L’ogresse, d’un geste magistral avait fait taire la musique et cesser la danse ; et elle parlait d’une voix enrouée ; elle débitait le boniment, tandis que les deux jeunes filles soutenaient assez hardiment les regards de la foule. Et Jean, qui ne percevait rien qu’un bourdonnement confus tant son saisissement était grand, entendait cependant passer dans l’éloge exagéré de toute la troupe ce nom de Cydalise qu’il savait depuis quelques minutes seulement. On lui a changé son nom, pensa-t-il, mais Cydalise n’a rien ôté à la grâce d’Emmeline.

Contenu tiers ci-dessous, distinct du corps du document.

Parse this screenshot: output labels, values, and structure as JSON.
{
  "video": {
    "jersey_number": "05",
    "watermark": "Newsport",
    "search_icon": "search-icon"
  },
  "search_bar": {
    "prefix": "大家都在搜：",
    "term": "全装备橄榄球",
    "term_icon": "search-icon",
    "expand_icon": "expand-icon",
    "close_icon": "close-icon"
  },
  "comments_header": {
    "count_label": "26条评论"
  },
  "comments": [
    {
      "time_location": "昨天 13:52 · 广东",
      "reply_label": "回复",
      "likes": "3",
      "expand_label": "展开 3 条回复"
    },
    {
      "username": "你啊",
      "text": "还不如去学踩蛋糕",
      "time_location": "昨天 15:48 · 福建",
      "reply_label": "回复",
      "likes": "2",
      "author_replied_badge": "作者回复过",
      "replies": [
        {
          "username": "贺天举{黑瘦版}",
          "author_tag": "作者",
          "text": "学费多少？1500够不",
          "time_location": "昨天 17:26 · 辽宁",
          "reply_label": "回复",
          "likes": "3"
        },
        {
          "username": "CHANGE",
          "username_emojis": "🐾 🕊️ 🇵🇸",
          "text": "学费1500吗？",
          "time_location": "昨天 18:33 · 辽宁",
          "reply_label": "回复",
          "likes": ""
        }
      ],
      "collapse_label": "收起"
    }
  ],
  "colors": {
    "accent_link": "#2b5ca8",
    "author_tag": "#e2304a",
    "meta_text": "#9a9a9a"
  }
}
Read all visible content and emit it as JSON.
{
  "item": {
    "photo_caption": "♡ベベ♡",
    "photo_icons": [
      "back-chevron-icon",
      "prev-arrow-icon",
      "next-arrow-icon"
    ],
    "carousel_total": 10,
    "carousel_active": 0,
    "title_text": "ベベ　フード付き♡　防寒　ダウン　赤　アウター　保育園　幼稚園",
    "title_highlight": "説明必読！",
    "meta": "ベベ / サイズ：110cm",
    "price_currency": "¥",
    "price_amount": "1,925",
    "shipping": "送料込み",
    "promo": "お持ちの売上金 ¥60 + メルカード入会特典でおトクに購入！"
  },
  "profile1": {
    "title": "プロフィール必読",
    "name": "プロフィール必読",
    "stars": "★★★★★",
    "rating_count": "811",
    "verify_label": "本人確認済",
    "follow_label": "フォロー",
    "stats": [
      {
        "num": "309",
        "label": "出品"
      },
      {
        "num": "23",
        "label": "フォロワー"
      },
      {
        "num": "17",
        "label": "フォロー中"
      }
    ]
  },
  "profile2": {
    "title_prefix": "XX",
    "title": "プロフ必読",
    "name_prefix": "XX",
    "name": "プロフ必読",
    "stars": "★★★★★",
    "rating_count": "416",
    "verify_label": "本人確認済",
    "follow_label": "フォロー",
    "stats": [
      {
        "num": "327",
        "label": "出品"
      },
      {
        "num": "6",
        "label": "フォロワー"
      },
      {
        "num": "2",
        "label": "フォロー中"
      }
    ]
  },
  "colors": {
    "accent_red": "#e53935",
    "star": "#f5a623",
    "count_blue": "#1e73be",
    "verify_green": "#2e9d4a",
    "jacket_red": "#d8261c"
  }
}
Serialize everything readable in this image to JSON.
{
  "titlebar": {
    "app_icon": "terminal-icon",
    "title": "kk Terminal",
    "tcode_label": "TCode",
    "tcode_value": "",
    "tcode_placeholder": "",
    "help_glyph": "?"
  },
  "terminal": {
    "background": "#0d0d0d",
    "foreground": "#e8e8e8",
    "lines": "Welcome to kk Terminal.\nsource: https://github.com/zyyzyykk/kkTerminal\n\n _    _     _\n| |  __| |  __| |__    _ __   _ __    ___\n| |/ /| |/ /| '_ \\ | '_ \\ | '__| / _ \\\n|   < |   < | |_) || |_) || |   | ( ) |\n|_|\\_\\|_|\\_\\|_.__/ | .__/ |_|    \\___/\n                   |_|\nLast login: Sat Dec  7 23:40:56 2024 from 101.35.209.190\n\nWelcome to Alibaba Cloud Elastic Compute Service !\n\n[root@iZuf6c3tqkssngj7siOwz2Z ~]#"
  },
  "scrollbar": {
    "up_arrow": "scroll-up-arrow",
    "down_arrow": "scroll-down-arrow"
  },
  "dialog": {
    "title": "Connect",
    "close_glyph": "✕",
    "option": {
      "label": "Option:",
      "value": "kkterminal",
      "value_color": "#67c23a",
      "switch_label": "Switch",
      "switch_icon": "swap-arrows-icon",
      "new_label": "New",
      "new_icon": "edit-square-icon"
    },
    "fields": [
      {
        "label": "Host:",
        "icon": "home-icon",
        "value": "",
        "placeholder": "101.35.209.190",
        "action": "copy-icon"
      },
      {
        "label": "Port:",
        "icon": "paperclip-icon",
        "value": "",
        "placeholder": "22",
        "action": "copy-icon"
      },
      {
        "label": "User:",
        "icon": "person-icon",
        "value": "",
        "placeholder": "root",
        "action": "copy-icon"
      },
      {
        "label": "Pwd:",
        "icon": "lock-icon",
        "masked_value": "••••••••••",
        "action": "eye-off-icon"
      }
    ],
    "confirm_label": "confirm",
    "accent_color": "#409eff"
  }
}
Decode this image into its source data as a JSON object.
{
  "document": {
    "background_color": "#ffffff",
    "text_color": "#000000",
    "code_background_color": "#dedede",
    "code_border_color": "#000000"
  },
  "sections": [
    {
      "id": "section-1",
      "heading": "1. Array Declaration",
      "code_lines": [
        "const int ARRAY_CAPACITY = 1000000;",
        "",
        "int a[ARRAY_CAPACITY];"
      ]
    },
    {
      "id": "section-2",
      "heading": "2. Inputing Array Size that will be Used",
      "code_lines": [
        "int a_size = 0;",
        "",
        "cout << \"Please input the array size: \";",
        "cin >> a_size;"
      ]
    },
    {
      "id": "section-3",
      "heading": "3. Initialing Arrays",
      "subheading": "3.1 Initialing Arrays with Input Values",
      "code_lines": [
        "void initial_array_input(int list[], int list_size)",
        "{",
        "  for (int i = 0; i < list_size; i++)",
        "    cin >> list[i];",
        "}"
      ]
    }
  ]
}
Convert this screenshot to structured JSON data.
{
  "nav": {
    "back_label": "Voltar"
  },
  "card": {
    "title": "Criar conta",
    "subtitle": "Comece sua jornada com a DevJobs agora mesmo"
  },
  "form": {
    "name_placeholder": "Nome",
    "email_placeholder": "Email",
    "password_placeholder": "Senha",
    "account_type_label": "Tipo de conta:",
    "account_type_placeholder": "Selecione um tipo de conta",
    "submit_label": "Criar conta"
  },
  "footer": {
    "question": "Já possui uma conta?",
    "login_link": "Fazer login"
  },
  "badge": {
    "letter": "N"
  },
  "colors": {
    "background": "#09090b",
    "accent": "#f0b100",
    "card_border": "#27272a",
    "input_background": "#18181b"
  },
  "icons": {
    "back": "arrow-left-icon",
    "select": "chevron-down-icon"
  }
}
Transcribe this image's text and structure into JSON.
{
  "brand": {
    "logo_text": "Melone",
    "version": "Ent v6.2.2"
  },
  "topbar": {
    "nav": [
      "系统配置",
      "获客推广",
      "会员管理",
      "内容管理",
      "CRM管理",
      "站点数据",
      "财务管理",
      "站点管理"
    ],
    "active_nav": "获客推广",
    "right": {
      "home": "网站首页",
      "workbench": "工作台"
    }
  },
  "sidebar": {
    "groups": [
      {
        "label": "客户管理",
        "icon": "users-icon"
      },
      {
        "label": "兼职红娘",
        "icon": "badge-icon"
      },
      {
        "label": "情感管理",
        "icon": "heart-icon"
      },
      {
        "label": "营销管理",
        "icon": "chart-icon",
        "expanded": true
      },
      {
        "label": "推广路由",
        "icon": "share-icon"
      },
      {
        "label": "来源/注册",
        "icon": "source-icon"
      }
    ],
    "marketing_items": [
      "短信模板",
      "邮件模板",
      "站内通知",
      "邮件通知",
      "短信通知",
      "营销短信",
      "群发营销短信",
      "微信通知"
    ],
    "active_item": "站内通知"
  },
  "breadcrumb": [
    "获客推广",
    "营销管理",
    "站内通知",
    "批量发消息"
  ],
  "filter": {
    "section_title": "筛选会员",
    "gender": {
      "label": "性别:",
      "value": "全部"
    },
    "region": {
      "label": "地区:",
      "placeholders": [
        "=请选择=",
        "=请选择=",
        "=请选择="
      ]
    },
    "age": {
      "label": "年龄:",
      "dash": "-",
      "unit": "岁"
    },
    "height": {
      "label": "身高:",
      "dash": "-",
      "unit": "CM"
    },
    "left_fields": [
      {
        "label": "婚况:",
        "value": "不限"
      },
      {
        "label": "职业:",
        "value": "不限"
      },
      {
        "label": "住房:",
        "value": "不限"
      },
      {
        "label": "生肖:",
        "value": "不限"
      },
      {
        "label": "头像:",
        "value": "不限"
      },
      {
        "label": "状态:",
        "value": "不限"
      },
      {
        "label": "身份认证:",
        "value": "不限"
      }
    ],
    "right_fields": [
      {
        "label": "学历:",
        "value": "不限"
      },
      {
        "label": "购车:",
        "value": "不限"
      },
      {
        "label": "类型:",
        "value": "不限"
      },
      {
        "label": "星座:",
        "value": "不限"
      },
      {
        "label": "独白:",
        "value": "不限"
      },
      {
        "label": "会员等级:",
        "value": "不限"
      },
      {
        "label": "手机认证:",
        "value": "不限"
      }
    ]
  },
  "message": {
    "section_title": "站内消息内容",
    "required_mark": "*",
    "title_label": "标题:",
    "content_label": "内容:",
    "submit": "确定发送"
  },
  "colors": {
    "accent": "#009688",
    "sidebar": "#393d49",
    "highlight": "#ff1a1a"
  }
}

Soudain, les yeux de la jolie danseuse s’arrêtèrent sur le plus fervent de ses admirateurs. À n’en pas douter, la jeune fille venait de reconnaître Jean. Elle pâlit et rougit, visiblement décontenancée ; puis elle détourna la tête et, faisant un effort, elle sourit à son danseur espagnol. Mais Jean se fit petit et se glissa parmi les groupes, assuré de n’être point trahi par celle qui faisait semblant de ne pas l’avoir vu. Qui sait ce qui avait suivi les événements du Havre, après cette maladresse de montrer à madame Emmeline — devenue peut-être madame Cydalise — les photographies de la fillette ; et en s’oubliant jusqu’à faire apparaître comme une menace la baronne du Vergier ? Qui sait combien la pauvre jeune fille avait dû souffrir dans cette fuite précipitée !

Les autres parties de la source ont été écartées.